“¡Cuento con vosotros, alimentos! Mi hambre no se calmará a mitad de camino; no se saciará, sino una vez satisfecha; con las privaciones sólo he conseguido alimentar a mi alma”, exclamó André Gide en “Los alimentos terrestres”. Extraordinario escritor, clásico auténtico, exaltó el valor de los placeres humanos; a pesar de los dilemas morales que experimentó en su propia vida, predicó la plenitud de la experiencia sensible, que ha de vivirse en presente, sin desperdicio. Premio Nobel 1947, cuatro años más tarde, en 1951 y luego de su muerte, recibió el anatema de la Iglesia católica, que incluyó sus geniales escritos en el índice de libros prohibidos.
Vivimos otra época: el malhadado índice que nos movía a buscar y leer, precisamente, los autores y títulos que prohibía, ya no existe. La iglesia ya no nos exalta con sus prohibiciones, aunque no deja de proyectar su sombra sobre cuanto significa goce, alegría corporal, ‘alimentos terrestres’. Pero soy injusta. La iglesia es ámbito espiritual que acoge a demasiados ‘fieles’ distintos; muchos, sabios y generosos; muchos más, oportunistas que, atados a intransigencias y fundamentalismos trasnochados, dictan valores, pertrechándose en consignas medievales, incapaces de imponerse a sí mismos lo que exigen a los demás. Sobre ellos, sobre todos, con pleno señorío en su singularidad, gobierna el papa Francisco, cuya presencia entre lobos, ahítos de cinismo, consuela, angustia, conmueve.
No hay épocas ni edades más o menos proclives a la connivencia y la amoralidad, pero sí hay sociedades más o menos hipócritas. Hay conciencias lúcidas y alertas, y otras, opacas, negligentes.Pero hay que dar al César lo que le pertenece: el cuerpo y sus sentidos tienen sus exigencias, como las tiene el alma, el espíritu, o como lo llamemos… El axiólogo más importante del siglo pasado, Max Scheler, afirmaba apasionadamente que ‘el objeto de la filosofía solo se da y se da adecuadamente, si se lo visualiza desde determinada posición moral’. ¿Desde qué posición moral, que no sea la vanidad y la autosuficiencia, se pretende dictarnos normas de vida acomodadas a la generalizada mediocridad?

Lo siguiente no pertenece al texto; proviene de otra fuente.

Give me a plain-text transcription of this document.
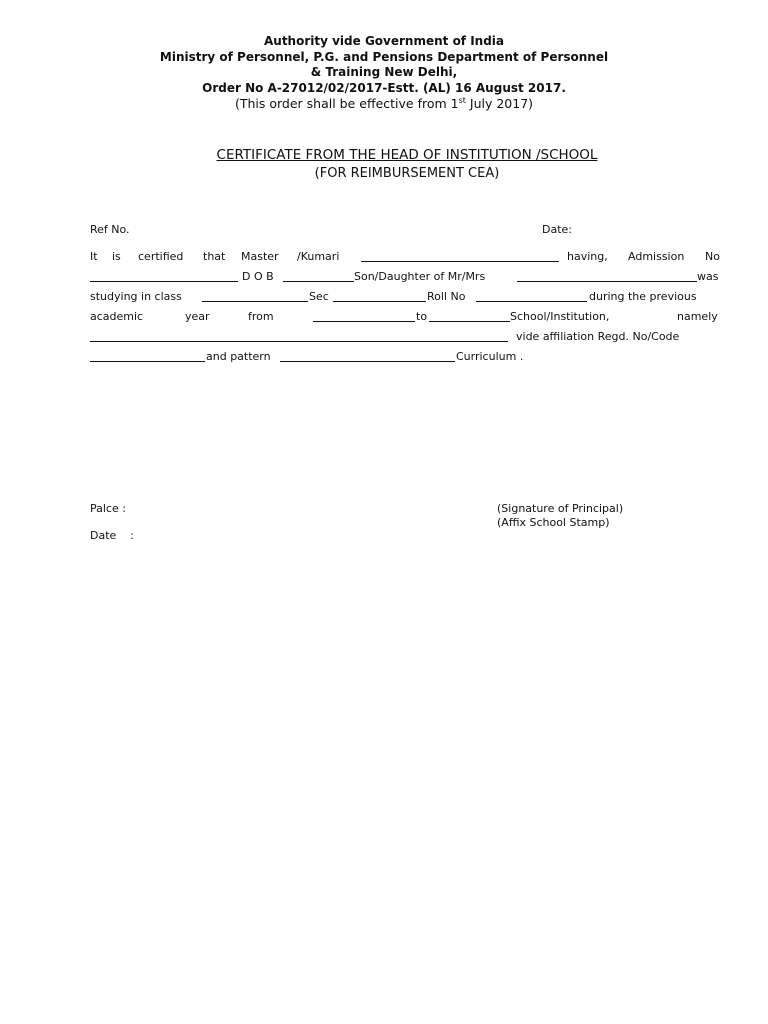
Authority vide Government of India
Ministry of Personnel, P.G. and Pensions Department of Personnel
& Training New Delhi,
Order No A-27012/02/2017-Estt. (AL) 16 August 2017.
(This order shall be effective from 1st July 2017)
CERTIFICATE FROM THE HEAD OF INSTITUTION /SCHOOL
(FOR REIMBURSEMENT CEA)
Ref No.	Date:
It is certified that Master /Kumari	having, Admission No
D O B	Son/Daughter of Mr/Mrs	was
studying in class	Sec	Roll No	during the previous
academic	year	from	to	School/Institution,	namely
vide affiliation Regd. No/Code
and pattern	Curriculum .
Palce :	(Signature of Principal)
(Affix School Stamp)
Date    :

Según Scheler, tres disposiciones humanas configuran la tendencia a la comprensión y experiencia del valor: el amor que aspira a la trascendencia, con el otro como horizonte, contra el egocentrismo cerrado en los límites de lo inmediato.La humildad, íntima conciencia de los propios límites, contra la exaltación de una conciencia de sí rayana en el orgullo, que cierra al sujeto a la comprensión y receptividad de los demás. El dominio de sí mismo que permite a la voluntad alerta el imperio sobre las propias tendencias.
Esta posición moral exigimos a los pontífices que nos acosan. A quienes pretenden dictarnos normas al azar de la circunstancia, respetando apariencias y compromisos personales, argumentando su posición con despropósitos,so pretexto de moralidad que es, apenas, su propia y gris moralina.